To remedy this outrageous conduct, the Court should issue an order to show cause why the prosecutors should not be: (1) held in contempt; (2) required to immediately withdraw their MIL and improper productions; (3) forbidden from submitting any further filing or production absent the Court’s express permission while the Stay Order is in effect; and (4) assessed monetary sanctions in the amount of President Trump’s reasonable attorneys’ fees and expenses incurred in responding to the prosecutors’ improper productions and filings, including in litigating this Motion (collectively, the “Requested Sanctions”).”
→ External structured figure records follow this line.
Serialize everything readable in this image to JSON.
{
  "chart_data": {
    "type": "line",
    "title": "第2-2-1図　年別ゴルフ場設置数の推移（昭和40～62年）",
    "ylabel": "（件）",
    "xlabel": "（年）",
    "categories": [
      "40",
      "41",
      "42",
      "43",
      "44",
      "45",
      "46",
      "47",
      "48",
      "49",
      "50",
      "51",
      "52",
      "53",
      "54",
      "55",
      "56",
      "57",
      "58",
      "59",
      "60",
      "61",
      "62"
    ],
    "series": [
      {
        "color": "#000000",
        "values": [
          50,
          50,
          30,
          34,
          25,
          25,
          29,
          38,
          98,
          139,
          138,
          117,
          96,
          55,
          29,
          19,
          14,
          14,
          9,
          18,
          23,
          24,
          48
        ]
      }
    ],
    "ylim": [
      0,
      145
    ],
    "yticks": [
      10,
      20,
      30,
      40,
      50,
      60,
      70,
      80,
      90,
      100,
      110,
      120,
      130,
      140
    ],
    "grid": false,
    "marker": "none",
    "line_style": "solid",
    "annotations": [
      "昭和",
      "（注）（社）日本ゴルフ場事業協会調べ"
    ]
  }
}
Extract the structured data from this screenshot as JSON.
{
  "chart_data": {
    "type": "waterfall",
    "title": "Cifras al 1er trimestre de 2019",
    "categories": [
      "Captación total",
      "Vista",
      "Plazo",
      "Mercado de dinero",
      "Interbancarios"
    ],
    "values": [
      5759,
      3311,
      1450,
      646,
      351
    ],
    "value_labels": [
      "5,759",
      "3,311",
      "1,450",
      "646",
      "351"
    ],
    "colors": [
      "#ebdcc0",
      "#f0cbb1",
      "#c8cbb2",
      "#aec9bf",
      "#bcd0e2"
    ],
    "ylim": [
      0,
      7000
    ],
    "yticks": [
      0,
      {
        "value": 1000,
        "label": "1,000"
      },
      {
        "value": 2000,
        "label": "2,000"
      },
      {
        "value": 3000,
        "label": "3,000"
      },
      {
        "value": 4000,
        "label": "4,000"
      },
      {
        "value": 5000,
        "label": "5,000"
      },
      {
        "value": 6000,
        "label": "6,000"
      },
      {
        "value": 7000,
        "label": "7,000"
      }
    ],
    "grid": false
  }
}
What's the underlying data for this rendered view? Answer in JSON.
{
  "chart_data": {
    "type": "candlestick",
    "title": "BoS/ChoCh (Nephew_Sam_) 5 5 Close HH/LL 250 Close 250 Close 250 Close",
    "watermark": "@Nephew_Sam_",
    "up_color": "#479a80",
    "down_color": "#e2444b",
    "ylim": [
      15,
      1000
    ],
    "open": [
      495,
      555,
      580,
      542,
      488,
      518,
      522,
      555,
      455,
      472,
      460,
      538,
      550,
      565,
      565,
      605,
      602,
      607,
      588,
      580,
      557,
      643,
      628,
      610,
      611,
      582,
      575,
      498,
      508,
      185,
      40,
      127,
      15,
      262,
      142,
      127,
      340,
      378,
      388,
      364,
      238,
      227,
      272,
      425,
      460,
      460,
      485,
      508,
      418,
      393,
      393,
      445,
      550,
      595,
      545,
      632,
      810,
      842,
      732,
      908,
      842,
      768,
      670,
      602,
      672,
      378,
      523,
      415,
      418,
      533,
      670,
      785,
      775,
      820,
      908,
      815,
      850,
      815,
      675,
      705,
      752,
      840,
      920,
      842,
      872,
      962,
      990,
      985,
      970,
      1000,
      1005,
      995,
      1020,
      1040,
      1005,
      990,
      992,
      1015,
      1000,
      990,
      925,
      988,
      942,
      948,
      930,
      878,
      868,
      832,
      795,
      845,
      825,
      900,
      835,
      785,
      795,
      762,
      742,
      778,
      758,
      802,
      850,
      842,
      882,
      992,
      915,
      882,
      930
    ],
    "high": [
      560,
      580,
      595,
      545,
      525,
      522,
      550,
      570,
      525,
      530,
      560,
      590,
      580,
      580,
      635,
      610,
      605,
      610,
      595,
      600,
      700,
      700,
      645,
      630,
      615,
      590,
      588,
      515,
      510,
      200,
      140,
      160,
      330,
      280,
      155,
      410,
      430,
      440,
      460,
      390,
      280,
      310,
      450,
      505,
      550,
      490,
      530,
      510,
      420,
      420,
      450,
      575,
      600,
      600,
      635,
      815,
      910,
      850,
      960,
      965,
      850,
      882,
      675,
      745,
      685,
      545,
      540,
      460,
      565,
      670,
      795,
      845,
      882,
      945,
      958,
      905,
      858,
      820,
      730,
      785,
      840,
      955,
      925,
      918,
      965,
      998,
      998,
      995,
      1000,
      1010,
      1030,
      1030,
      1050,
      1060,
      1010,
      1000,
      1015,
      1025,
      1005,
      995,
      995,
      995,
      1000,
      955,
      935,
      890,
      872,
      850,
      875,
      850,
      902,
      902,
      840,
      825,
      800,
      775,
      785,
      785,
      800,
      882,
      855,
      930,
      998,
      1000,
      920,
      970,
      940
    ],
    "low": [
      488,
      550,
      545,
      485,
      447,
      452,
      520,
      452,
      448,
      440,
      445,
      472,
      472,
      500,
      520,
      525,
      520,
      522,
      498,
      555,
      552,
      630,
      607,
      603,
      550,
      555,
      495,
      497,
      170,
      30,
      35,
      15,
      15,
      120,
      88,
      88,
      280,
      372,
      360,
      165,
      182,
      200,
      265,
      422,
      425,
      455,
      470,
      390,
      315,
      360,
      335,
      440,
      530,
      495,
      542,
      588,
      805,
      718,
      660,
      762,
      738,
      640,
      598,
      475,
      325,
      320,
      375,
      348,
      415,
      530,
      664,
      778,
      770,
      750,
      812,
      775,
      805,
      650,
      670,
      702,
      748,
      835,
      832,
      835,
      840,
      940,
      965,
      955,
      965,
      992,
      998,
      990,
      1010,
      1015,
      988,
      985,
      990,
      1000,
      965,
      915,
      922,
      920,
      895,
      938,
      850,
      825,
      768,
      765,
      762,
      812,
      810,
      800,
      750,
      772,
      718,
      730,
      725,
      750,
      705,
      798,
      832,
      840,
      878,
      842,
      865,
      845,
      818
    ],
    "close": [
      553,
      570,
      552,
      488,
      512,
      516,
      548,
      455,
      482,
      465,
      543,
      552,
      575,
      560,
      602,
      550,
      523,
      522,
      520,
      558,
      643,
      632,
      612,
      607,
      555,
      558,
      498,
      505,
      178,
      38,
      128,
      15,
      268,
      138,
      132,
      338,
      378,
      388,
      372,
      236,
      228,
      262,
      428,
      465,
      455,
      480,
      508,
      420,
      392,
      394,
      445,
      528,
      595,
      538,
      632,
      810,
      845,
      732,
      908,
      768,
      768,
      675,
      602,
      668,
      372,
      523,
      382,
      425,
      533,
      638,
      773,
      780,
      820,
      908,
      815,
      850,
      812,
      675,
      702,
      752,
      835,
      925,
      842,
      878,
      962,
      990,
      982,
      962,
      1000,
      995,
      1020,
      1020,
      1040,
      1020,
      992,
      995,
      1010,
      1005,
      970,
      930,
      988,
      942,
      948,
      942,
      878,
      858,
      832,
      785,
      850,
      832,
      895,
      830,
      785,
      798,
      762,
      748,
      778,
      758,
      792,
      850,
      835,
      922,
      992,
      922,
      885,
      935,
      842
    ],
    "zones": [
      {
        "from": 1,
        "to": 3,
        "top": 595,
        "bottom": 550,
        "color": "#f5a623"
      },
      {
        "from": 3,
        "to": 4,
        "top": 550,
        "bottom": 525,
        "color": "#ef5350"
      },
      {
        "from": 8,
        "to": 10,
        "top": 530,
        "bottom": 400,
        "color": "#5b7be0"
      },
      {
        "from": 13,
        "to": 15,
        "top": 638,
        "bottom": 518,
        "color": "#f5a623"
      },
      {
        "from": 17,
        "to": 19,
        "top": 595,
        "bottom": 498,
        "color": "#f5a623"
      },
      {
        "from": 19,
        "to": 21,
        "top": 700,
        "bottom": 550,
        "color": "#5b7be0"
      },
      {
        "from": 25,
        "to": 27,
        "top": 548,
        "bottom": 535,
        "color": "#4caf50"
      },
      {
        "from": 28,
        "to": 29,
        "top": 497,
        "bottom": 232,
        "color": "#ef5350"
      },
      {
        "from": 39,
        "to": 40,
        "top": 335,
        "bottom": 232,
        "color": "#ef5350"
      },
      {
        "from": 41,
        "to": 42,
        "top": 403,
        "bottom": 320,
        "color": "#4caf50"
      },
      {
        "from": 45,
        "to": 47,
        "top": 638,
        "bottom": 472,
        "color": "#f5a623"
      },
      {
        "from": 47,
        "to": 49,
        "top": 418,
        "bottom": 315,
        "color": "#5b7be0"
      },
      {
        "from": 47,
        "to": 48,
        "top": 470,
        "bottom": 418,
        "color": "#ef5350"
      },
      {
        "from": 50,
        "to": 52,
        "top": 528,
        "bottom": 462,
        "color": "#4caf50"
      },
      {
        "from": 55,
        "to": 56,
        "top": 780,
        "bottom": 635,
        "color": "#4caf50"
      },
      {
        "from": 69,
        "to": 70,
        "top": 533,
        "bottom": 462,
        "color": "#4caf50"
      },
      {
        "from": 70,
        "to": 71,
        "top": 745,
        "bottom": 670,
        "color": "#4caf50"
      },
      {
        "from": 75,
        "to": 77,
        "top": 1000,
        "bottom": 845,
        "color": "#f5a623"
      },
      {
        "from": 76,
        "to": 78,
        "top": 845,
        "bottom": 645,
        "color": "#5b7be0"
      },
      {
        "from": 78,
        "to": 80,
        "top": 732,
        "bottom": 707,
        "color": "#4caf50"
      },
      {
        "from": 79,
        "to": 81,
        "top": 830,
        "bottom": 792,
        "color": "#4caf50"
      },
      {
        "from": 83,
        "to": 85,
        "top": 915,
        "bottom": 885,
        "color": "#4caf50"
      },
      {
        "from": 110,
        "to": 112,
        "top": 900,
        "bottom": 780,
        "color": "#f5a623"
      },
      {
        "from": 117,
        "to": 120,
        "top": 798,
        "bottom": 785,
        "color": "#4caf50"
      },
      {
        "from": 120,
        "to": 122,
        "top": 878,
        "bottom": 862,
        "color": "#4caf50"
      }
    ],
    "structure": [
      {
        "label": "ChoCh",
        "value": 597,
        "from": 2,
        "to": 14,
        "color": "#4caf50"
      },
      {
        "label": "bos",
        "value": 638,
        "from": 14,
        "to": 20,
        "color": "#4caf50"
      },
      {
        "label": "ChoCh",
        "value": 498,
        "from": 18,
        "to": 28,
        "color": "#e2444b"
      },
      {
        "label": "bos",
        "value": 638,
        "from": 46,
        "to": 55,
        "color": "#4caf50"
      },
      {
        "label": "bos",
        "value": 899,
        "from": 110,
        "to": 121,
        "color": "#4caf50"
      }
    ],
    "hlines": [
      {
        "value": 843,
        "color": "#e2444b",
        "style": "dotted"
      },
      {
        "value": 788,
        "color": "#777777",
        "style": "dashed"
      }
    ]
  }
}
They go on for 15 pages, and conclude by accusing the prosecutors of being an arm of President Joe Biden’s presidential campaign:
“The prosecutors have cast these hallowed mandates aside to score cheap political points against President Trump on behalf of the Biden Campaign. In so doing, the prosecutors have repeatedly and willfully disregarded the Court’s explicit instructions. Such malignant conduct undermines the integrity of this proceeding and warrants severe sanction.
The Court cannot allow the prosecutors to continue to operate lawlessly, in defiance of well-established protocol and this Court’s authority. The Requested Sanctions are appropriate and likely to deter any further transgressions, and if not, the Court retains the ability to impose more severe sanctions, including dismissal of this action. See Guantanamera Cigar Co. v. Corporacion Habanos, S.A., 750 F. Supp. 2d 31, 34 (D.D.C. 2010) (“A court has the inherent power to protect its integrity and prevent abuses of the judicial process, including the use of dismissal or default judgment as a sanction for misconduct. (citation and quotation marks omitted)); Shepherd v. Am. Broad. Companies, Inc., 62 F.3d 1469, 1475 (D.C. Cir. 1995) (“Other inherent power sanctions available to courts include . . . disqualifications or suspensions of counsel, and drawing adverse evidentiary inferences or precluding the admission of evidence.” (citation omitted)).
Accordingly, the Court should order the prosecutors to show cause why the Court should not hold them in contempt and impose the Requested Sanctions.”